Chairman of the Committee, Hon. Bamidele Salam said that, UBEC and some other MDAs had complained about how their monies meant for statutory responsibilities were being deducted and used for other purposes by the OAGF.
He said, “There is an ongoing investigation involving UBEC and other agencies. And in the course of the investigation, the UBEC claimed that, for example, there was a shortfall. There was an authority to incur expenditure of November 2025 which was not released by the Accountant General…Another N15 billion from the Commission’s account which has not been refunded. And we actually wondered why these deductions from statutory payments of some of these very critical institutions of government, not only UBEC. We had the same thing with NASENI, N70 billion or more than that? I have different agencies and they complained. So, what is the justification Accountant General?”
Responding, the Accountant General said, “We have instances where at a point in time when we have the need to take monies from some of these agencies to be able to meet critical financial obligations of government. Yes, it’s like a borrow, a loan. We are going to refund it and we have been refunding for those agencies. It’s just to meet those critical obligations.
“Sir, first and foremost, Accountant General cannot just sit and begging to pick money from account of these agencies. We first analyse, because the directives come from the honourable minister. We first analyse how long these funds have remained in the account unutilised. So, if you have this money like six months and government needs funding.
“So we say, let’s take and then we refund your money when you need it. Like Tetfund for instance, we took over 300 and we have refunded the whole to them. So, if you come back and tell us that we need this money now, can you give us that money, then we process and give it back to them”.
However Hon. Salam challenged the OAGF on the alleged deductions and claims of refund to the MDAs which he said was not justified because the MDAs have statutory mandates to execute with the funds.
He asked, “So, which ones have you refunded? UBEC is crying, NASENI is crying, NBC too is crying. We have quite a number of them.
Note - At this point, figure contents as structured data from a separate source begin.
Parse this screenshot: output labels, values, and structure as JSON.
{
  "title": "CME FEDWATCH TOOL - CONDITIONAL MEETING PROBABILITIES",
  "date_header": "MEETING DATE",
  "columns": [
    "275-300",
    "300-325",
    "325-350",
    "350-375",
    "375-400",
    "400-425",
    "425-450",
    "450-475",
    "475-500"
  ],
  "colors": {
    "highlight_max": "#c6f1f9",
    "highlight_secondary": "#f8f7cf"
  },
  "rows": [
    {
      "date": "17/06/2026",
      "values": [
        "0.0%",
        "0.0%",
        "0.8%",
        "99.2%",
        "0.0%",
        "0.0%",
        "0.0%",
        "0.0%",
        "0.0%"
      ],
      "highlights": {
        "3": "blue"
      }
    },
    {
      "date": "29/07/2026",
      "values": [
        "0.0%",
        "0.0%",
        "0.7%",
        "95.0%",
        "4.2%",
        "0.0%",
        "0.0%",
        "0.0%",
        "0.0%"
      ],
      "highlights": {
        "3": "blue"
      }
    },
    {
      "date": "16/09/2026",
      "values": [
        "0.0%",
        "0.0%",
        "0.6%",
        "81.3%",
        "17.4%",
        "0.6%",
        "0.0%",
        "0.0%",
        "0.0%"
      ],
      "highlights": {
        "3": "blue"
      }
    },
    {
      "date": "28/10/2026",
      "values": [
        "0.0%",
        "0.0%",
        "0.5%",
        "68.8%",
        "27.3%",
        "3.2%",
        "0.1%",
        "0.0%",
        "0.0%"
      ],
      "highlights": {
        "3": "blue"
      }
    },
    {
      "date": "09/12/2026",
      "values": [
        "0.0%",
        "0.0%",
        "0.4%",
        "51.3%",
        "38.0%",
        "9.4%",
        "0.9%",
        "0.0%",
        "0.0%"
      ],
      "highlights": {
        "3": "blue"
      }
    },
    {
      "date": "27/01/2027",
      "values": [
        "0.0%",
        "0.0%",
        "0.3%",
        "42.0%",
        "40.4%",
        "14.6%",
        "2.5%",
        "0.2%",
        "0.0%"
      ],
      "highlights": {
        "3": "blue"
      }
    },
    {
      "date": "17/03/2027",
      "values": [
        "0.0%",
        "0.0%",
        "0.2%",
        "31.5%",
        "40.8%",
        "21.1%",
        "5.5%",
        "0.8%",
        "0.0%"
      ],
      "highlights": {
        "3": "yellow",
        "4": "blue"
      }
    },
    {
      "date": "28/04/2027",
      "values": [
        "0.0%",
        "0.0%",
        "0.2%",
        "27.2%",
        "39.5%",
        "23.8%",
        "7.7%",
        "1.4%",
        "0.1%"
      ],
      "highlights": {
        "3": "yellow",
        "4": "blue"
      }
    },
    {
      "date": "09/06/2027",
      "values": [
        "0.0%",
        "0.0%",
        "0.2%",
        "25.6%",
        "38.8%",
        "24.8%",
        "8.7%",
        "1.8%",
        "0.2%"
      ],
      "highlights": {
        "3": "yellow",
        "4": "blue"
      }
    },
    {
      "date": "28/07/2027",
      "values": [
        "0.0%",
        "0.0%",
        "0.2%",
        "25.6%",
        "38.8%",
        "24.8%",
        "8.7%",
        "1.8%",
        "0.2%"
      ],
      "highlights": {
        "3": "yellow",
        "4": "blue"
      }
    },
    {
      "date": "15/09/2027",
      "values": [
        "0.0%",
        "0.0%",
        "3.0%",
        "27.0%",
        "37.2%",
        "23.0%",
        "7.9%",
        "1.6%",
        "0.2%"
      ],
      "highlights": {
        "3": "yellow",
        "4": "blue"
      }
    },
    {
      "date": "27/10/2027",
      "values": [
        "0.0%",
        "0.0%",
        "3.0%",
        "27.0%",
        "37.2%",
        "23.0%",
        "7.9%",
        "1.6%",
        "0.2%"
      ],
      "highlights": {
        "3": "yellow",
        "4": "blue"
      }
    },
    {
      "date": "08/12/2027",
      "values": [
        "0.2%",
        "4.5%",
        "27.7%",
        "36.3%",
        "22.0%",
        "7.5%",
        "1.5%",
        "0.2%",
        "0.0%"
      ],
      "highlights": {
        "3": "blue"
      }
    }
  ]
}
We have more than six that are under various investigations here and that is their major claim that they don’t know how to approach this matter, the Accountant General just gets into their accounts so they cannot have the money to use for the primary purpose they were meant for.
“Like the one in UBEC, you will agree with me that the problem we have today including banditry, as a result of our neglect of basic education especially in the northern part of the country. We have about 13.5 million Out-Of-School Children. UBEC is to construct schools, they are to provide infrastructure, instructional materials. They can’t do that because the fund that is statutorily made for them is being taken for other purposes”.